Magic in the moonligh, l’ultimo film di Woody Allen presentato al Festival di Torino, è ora in sala. Il protagonista è Stanley (Colin Firth), famoso illusionista inglese, che veste i panni del mago cinese Wei Ling Soo e fa sparire elefanti e persone con il plauso entusiasta del pubblico. Viene contattato da un amico di vecchia data, affinché smascheri una sedicente medium (Emma Stone), che ha conquistato le attenzioni della ricca famiglia Catledge. La ragazza, Sophie, accompagnata dalla madre manager, pur essendo sospettata di essere un’imbrogliona, sin dal primo incontro, colpisce il razionale e cinico Stanley.
Invano egli cerca di capirne illusionismi e trucchi: le essenze ectoplasmatiche con cui comunica, le visioni mentali grazie alle quali predice il futuro, i tonfi con cui gli spiriti consolano i vivi durante le sedute medianiche.

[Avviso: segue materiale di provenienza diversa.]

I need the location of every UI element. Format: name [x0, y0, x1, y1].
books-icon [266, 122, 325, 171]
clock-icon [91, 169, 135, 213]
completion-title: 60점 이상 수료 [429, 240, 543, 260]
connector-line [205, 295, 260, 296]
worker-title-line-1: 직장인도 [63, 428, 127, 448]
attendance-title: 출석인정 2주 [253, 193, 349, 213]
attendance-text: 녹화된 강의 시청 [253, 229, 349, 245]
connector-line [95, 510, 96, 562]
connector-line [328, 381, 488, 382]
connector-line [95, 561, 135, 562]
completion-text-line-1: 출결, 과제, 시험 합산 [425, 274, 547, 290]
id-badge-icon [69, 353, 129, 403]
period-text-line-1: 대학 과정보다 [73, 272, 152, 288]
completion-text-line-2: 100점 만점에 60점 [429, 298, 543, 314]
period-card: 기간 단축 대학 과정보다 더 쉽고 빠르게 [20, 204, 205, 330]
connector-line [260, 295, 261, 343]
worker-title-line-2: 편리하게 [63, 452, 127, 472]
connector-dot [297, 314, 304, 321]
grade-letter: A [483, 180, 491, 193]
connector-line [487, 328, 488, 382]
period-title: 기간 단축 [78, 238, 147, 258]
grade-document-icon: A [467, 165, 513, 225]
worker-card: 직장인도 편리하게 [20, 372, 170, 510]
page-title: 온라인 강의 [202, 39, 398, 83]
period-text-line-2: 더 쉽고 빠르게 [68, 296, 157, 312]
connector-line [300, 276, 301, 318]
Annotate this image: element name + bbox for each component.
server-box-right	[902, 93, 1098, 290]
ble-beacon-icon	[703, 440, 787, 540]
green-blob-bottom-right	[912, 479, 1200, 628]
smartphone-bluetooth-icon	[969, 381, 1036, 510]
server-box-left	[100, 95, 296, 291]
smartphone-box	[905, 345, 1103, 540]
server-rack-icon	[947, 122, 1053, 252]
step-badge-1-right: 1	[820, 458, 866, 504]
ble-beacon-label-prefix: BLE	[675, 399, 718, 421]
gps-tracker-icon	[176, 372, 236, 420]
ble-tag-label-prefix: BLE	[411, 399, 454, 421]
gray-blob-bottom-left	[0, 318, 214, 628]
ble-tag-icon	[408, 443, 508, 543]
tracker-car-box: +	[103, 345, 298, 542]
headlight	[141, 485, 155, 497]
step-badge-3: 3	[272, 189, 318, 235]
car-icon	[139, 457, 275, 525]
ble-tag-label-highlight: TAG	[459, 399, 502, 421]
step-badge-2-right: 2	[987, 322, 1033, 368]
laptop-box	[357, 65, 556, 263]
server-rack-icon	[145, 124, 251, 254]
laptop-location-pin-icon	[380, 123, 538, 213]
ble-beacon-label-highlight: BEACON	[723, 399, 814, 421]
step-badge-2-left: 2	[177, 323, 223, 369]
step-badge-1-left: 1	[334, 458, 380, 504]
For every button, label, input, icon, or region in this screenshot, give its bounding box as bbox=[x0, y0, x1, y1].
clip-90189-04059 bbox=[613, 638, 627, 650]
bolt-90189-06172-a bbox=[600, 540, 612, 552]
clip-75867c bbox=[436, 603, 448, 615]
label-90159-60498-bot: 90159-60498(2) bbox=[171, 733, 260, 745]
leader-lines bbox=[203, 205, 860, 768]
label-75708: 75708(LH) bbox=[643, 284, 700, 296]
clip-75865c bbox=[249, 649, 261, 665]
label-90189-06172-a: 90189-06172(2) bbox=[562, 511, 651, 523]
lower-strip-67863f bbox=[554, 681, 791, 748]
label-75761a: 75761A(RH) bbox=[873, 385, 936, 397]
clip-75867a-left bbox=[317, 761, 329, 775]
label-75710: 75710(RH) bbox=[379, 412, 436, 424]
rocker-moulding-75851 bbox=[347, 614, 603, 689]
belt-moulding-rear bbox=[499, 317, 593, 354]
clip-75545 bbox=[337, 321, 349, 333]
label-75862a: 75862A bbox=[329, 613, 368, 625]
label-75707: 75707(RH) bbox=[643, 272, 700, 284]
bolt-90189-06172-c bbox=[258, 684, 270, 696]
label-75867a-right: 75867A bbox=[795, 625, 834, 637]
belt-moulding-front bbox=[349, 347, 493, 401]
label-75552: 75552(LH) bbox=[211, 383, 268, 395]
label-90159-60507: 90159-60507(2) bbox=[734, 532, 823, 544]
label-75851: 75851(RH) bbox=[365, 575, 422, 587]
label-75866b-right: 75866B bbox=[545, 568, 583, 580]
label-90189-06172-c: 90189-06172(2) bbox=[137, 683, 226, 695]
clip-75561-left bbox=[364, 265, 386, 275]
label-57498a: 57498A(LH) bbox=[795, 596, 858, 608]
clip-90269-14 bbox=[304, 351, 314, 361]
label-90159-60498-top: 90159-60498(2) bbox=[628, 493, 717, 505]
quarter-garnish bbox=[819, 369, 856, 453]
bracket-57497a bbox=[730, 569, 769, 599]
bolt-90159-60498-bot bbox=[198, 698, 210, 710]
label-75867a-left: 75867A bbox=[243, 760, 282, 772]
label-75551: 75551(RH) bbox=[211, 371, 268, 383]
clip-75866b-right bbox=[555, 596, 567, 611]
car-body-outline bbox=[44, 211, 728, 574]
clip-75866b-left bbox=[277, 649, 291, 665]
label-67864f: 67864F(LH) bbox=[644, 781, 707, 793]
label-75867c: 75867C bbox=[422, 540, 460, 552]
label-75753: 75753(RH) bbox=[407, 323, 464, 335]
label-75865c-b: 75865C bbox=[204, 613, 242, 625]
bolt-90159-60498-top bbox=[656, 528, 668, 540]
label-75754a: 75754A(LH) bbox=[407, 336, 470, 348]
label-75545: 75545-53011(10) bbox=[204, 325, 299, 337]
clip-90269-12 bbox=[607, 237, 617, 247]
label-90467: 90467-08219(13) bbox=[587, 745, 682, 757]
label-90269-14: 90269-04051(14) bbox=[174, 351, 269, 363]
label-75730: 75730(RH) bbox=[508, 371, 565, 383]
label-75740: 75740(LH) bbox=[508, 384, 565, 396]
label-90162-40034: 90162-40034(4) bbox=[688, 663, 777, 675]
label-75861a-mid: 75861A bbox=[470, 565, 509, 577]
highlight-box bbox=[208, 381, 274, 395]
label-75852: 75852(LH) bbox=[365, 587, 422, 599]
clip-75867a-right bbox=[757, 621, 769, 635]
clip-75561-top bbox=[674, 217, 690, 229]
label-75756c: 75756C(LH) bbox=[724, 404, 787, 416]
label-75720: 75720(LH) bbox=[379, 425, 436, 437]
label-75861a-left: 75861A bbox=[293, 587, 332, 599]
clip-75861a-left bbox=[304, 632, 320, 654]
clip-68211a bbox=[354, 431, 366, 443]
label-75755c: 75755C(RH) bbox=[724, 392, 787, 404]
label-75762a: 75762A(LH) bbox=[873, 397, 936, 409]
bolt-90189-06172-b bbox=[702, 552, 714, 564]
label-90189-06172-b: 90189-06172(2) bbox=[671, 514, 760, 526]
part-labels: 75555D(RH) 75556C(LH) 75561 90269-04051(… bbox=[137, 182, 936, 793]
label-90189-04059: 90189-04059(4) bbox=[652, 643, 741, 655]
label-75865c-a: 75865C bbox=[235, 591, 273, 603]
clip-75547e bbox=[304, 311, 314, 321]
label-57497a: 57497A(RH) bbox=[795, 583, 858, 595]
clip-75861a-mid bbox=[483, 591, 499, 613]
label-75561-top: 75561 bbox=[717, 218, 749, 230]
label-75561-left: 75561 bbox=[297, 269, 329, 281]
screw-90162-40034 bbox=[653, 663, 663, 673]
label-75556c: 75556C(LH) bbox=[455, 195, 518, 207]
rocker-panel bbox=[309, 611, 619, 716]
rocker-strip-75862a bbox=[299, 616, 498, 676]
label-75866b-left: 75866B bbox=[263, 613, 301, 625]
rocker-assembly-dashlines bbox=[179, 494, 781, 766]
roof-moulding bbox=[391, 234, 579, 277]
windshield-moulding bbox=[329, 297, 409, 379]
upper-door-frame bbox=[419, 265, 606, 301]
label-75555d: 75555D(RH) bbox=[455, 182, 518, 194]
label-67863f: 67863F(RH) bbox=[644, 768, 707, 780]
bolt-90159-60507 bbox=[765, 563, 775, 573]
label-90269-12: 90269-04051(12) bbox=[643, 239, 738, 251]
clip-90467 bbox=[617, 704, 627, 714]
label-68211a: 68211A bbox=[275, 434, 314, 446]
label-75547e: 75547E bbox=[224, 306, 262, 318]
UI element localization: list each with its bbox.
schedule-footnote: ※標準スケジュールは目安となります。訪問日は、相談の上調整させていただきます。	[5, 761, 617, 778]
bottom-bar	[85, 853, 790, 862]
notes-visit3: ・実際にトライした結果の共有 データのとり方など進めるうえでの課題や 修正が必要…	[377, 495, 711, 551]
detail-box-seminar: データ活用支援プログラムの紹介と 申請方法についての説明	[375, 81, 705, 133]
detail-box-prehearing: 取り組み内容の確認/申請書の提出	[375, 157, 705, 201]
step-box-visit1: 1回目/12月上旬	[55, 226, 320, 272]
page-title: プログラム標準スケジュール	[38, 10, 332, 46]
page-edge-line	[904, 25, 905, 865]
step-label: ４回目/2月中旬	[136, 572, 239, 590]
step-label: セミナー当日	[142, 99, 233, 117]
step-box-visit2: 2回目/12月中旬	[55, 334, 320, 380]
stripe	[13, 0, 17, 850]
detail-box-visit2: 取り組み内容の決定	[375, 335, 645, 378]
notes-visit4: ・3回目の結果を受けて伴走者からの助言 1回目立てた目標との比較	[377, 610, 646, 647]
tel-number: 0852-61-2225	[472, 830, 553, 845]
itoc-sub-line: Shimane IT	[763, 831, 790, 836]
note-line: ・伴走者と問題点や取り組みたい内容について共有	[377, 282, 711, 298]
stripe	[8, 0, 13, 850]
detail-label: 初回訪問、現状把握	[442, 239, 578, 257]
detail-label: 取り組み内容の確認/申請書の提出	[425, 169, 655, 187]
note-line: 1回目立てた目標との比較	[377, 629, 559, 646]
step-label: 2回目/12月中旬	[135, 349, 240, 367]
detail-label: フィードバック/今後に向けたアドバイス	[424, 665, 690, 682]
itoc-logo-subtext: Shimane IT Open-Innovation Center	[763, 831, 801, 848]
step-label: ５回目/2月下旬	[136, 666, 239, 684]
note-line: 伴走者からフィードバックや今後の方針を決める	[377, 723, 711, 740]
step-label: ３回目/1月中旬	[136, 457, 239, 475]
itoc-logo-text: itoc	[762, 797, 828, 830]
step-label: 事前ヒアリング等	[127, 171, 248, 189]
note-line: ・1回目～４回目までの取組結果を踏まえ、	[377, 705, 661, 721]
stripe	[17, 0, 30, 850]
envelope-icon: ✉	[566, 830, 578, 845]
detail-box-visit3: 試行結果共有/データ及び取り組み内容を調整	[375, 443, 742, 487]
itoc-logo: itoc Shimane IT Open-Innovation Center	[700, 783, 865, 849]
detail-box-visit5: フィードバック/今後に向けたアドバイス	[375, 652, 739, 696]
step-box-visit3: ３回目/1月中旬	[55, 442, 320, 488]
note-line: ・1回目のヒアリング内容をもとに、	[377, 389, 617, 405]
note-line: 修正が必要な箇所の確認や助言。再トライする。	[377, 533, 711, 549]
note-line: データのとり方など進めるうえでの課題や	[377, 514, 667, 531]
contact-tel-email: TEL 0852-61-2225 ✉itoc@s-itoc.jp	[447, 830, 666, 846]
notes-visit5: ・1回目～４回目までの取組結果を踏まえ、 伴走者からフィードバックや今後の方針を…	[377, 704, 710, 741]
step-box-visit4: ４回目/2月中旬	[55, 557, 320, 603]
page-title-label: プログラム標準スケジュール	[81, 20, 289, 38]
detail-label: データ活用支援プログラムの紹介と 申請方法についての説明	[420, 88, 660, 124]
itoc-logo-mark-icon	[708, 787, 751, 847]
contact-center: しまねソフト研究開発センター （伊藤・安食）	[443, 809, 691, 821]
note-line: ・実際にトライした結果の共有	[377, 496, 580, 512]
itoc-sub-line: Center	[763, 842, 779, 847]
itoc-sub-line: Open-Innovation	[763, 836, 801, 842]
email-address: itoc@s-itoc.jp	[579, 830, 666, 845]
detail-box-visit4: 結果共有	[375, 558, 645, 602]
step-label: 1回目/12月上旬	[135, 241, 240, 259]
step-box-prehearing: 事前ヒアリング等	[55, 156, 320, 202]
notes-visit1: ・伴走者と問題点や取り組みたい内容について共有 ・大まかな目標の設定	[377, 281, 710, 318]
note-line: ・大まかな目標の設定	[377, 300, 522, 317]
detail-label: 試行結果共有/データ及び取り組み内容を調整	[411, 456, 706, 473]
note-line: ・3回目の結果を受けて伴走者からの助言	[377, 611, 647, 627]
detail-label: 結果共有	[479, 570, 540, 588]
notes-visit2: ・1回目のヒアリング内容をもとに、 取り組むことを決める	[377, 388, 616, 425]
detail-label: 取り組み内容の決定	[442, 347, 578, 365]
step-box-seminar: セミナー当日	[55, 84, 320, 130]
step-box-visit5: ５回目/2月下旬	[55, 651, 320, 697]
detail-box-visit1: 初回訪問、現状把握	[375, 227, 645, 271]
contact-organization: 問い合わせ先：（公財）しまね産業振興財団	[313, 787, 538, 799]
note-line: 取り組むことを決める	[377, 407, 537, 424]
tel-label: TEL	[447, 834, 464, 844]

Dopo una sera al chiaro di luna, Stanley capitola e accetta le abilità della fanciulla, mantenendo il suo consueto aplomb. Solo quando arriva inatteso il confronto con la morte: il positivista, che non disdegna Nietzsche, si domanda se esista qualcos’altro oltre la verità scientifica, qualcosa che non comprendiamo razionalmente e che abbia a che fare con l’aldilà, ma i dubbi fortunatamente si dissolvono ad un esame obiettivo dei fatti.
Il tema ragione e irrazionalità, dubbio/ fede, di bergmaniana memoria, viene declinato da Allen in tono decisamente minore e fiacco. Dissertazioni e rovelli passano attraverso le parole e non suscitano reale empatia. Siamo lontani dalle atmosfere di Commedia Sexy in una notte di mezza estate e, rispetto ad altri recenti film – il migliore dei quali resta Basta che funzioni – si assiste a un’ulteriore perdita di vigore ed elasticità inventiva.
La vicenda è prevedibile, ma nelle commedie è la consuetudine; i dialoghi sono didascalici, anche se sostenuti dalla bravura encomiabile degli attori; il sorriso, che certe battute al vetriolo di Allen suscitavano, qui diventa stanca smorfia; le eleganti ambientazioni, la Germania anni Venti e il solare Midi francese, seppur fotografati da quel talento indiscutibile che è Khondji, risultano dei set glamour più intonati con il mondo della pubblicità che con la fiction romantica.
Il fine della commedia brillante, sofisticata o rocambolesca che sia, è provocare, insinuare, graffiare, oltre che far ridere, mettendo in scena il rapporto e la battaglia tra i sessi, le schermaglie e gli antagonismi , e soprattutto i corpi, maschile e femminile, qui imprigionati in una fissità composta che non tradisce mai sensualità, erotismo, stupore. Il gioco del ribaltamento è esangue. Cliché e codici del comico denunciano il loro conformismo, e verosimilmente ci si domanda come mai la bella Emma Stone si innamori del ruvido narcisista, Colin Firth, che la tratta da idiota e truffatrice per tre quarti della pellicola. L’intrattenimento leggero è comunque assicurato e ben confezionato, riscattato dall’idea di fondo, sintetizzata in una bella battuta: la vita è priva di senso ma non si può certo dire che sia priva di magia.